History of Mendon, Utah
Taken from the Utah History Encyclopedia. (Links Added)

Mendon City, in Cache County, with a 1990 census population of 687, is eight miles west by southwest of Logan and five miles north of Wellsville on county road 23. Situated near the confluence of the Little Bear and Logan rivers, the town lies snug against Wellsville Mountain between converging foothills on the west side of Cache Valley. Mendon epitomizes the landscape of the Mormon village: it was located to take advantage of water, arable land, climate conditions, defense possibilities, and accessibility.

In the spring of 1855, Alexander and Robert Hill, brothers from Mill Creek in Salt Lake Valley, drove a herd of range cattle over the mountains from Malad Valley to Cache Valley.

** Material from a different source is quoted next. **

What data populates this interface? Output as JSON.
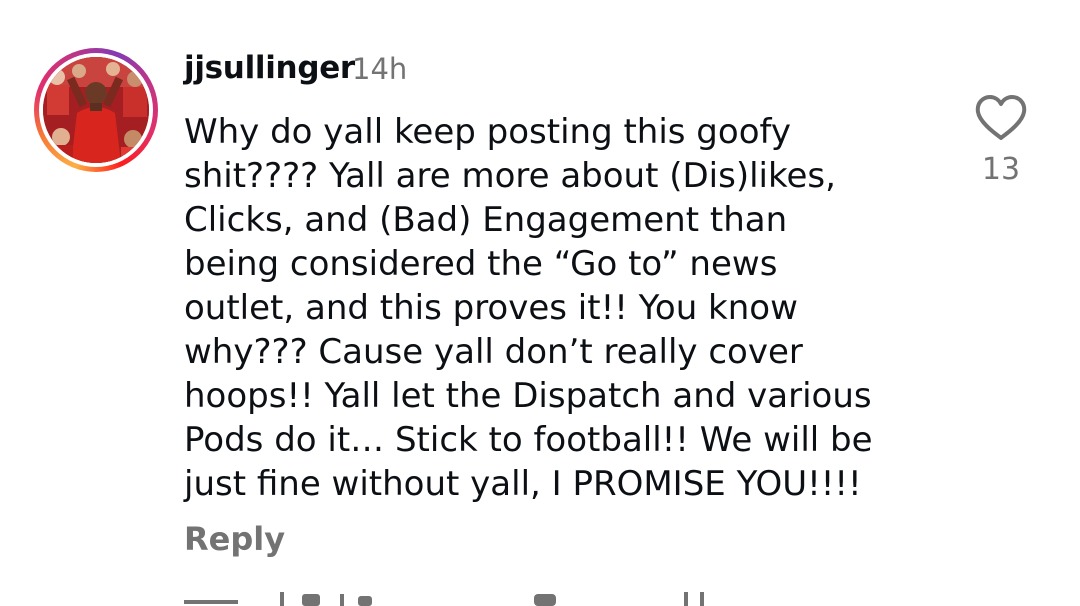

They built a cabin at the site of Mendon and started farms. In 1856 William Gardner and his family settled to the south of the townsite at Gardner's Creek.

Spring of 1859 saw the beginning of a great influx of settlers from the Mill Creek and Big Cottonwood areas to North Settlement (beyond Maughan's Fort). Most were immigrants from England, Scotland, and Denmark. Others came from the Atlantic coast, the Midwest, and Canada. They included the Anderson, Atkinson, Bird, Farr, Findley, Forster, Gibson, Jensen, Larsen, Lemmon, Luckham, Shumway, Sorensen, Sweeten, and Willie families. According to E.W. Tullidge, the date of arrival was 2 May 1859. Charles Shumway, a member of the Council of Fifty, served as LDS presiding elder, with James Willie, recent captain of the ill-fated Fourth Handcart Company (1856), as his counselor. The Richards brothers built a cabin, which became the first in a fort of log houses. Jesse Fox surveyed the site for the Territory of Utah. Ira Ames and George Snyder built a sawmill.